Acesso – O que diferencia e caracteriza os conceitos de folclore, cultura popular e cultura tradicional?
Marcelo Manzatti – Essa pergunta é bem complicada de se responder porque há uma história já bastante longa de debates e até de conflitos acadêmicos sobre esses conceitos. O termo folclore, mais antigo e mais presente no senso comum, forjado durante o período do romantismo, na passagem do século XVIII para o XIX europeu, carrega consigo toda uma carga de nostalgia e de lamentação contra as transformações do mundo moderno. É comum atribuir uma aura positiva ao universo da cultura rural, nordestina, sertaneja, em contraposição ao “lixo cultural” moderno. Até Mario de Andrade, que foi um dos maiores pensadores do Brasil de todos os tempos, recusava-se a ver no samba do Rio de Janeiro, no início do século XX, algo de valor, decidindo encaminhar suas pesquisas para o samba rural. Hoje, você se referir a Cartola, Pixinguinha ou João da Bahiana é o mesmo que apontar para os ícones de uma cultura consagrada nacionalmente. Na época de Mario de Andrade, isso era lixo. O mesmo fazemos, atualmente, em relação ao funk, ao rap e a outras expressões periféricas. O folclorismo, também, como movimento, tentou se legitimar academicamente, mas foi duramente combatido pelos seus métodos e teorias, sobretudo por Florestan Fernandes, não encontrando espaço nas universidades mais importantes.

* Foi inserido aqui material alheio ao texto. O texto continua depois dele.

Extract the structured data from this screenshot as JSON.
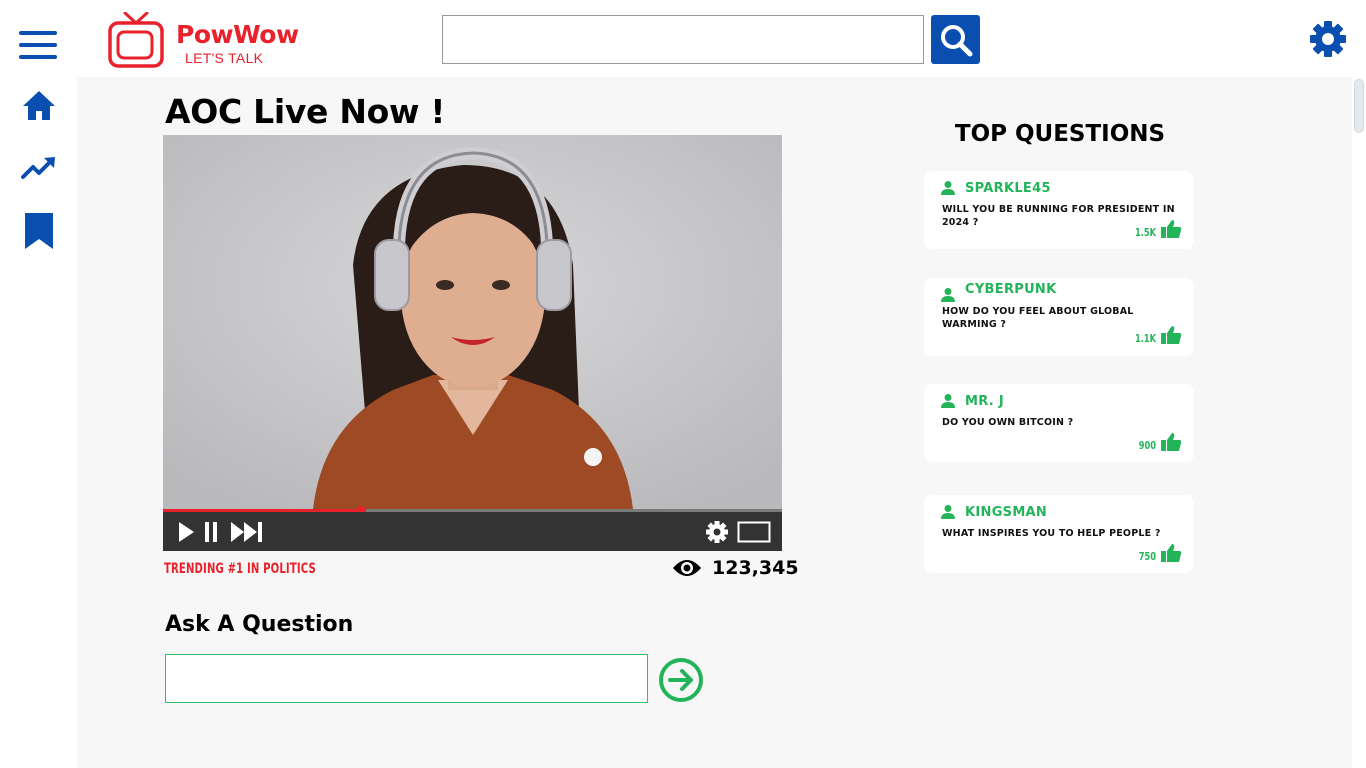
{
  "app": {
    "brand": "PowWow",
    "tagline": "LET'S TALK"
  },
  "search": {
    "value": "",
    "placeholder": ""
  },
  "nav": {
    "items": [
      {
        "icon": "home-icon"
      },
      {
        "icon": "trending-icon"
      },
      {
        "icon": "bookmark-icon"
      }
    ]
  },
  "stream": {
    "title": "AOC Live Now !",
    "trending": "TRENDING #1  IN POLITICS",
    "views": "123,345",
    "progress_fraction": 0.32
  },
  "ask": {
    "title": "Ask A Question",
    "value": "",
    "placeholder": ""
  },
  "top_questions": {
    "title": "TOP QUESTIONS",
    "items": [
      {
        "user": "SPARKLE45",
        "question": "WILL YOU BE RUNNING FOR PRESIDENT IN 2024 ?",
        "likes": "1.5K"
      },
      {
        "user": "CYBERPUNK",
        "question": "HOW DO YOU FEEL ABOUT GLOBAL WARMING ?",
        "likes": "1.1K"
      },
      {
        "user": "MR. J",
        "question": "DO YOU OWN BITCOIN ?",
        "likes": "900"
      },
      {
        "user": "KINGSMAN",
        "question": "WHAT INSPIRES YOU TO HELP PEOPLE ?",
        "likes": "750"
      }
    ]
  },
  "colors": {
    "brand_red": "#e8212a",
    "nav_blue": "#0a4fb0",
    "accent_green": "#23b45a"
  }
}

O conceito de cultura popular tampouco ajuda, pois confunde toda expressão cultural originária das camadas populares, negras, indígenas, periféricas, rurais, com o universo da comunicação de massa, com a produção cultural que se dá no âmbito da indústria cultural, que opera na lógica do espetáculo, do mercado, das celebridades e que nada tem a ver, em termos de valores e relações simbólicas, com esse campo em que estamos interessados. Por essa confusão entre cultura popular e cultura de massa eu recomendo que não se utilize esse conceito. Prefiro a expressão culturas populares e tradicionais. O plural aí ajuda a entender que não temos um único modelo. Temos uma diversidade linguística, só para citar um exemplo, fantástica. Cerca de 200 línguas indígenas, vários dialetos europeus como o pomerano e o talian, línguas ciganas e muito mais, além do português oficial. Então, são culturas.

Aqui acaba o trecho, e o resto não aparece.